Insertable cardiac monitor detects higher rates of atrial fibrillation in stroke patients
Medtronic announced clinical trial results from the STROKE AF trial demonstrating the superiority of the Reveal LINQ Insertable Cardiac Monitor (ICM) to detect abnormal heartbeats, otherwise known as atrial fibrillation (AF), in both large and small vessel stroke patients compared to standard of care.
Stroke impacts more than 795,000 people every year. More than 87% of strokes are ischemic strokes, which occur when vessels that allow blood to flow to the brain are blocked. AF is a major risk factor for ischemic stroke. In fact, there is a five-fold increase in ischemic stroke risk for AF patients. The findings were published in the Journal of the American Medical Association (JAMA).
The STROKE AF study evaluated 496 patients, including 284 large vessel and 208 small vessel stroke patients.

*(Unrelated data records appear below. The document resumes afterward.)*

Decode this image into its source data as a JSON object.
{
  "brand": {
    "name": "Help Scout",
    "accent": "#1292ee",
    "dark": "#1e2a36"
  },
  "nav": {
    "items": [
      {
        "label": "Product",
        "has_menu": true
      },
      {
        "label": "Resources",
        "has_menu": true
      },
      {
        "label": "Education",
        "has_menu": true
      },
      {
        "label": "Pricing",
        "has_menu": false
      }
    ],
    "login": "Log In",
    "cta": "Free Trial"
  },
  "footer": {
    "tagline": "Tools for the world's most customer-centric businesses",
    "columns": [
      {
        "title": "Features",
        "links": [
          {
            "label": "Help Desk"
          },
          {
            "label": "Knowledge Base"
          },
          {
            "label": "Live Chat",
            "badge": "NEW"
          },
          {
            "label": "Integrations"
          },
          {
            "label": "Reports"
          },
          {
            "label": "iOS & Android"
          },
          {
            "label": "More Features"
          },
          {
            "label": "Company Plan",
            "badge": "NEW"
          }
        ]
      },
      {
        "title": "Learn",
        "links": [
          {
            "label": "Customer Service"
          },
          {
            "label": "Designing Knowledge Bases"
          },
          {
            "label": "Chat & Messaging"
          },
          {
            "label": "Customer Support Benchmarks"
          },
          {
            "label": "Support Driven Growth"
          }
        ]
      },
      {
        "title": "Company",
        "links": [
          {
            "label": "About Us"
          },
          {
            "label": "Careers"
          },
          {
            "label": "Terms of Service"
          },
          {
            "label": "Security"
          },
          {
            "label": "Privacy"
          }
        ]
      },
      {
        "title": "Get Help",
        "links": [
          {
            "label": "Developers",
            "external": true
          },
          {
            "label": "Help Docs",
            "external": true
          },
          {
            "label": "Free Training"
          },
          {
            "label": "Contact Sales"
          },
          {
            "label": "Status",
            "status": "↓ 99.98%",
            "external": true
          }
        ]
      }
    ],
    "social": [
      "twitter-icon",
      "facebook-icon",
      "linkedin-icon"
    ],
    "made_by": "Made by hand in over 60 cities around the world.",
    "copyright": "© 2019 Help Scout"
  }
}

The findings demonstrated Reveal LINQ ICM was superior to the standard of care for AF detection:
At 12 months, AF was detected in 12.1% (or one in eight) patients in the ICM arm compared to 1.8% in the standard of care arm. This equates to a greater than seven-fold increase in detecting AF in the ICM arm.
· 78% of patients who had AF would have been missed if only monitored for 30 days.
· Median time to detection of AF was 99 days.
· Rates of AF detection in the ICM arm were similar between patients with index strokes due to small vessel versus large vessel disease (12.6% compared to 11.7% respectively).
· At 12 months, 96.3% of first AF episodes were asymptomatic in ICM arm.
· The majority (55.5%) of patients with AF detected had an episode lasting more than one hour.
"The Stroke AF trial shows that long-term monitoring with an ICM resulted in significantly higher rates of AF detection compared to routine follow-up at both six months and one year after the patient's index stroke," said Lee H. Schwamm, M.D., vice president of Virtual Care and Digital Health, Mass General Brigham and C. Miller Fisher chair in Vascular Neurology, Massachusetts General Hospital. "Preventing recurrent stroke is challenging. I believe the findings from the STROKE AF study strongly suggest the need to re-examine the role of ICMs in secondary prevention, go beyond just the cryptogenic stroke patient, and embrace a broader conceptual framework that shifts the emphasis away from the cause of the index stroke and onto future stroke prevention."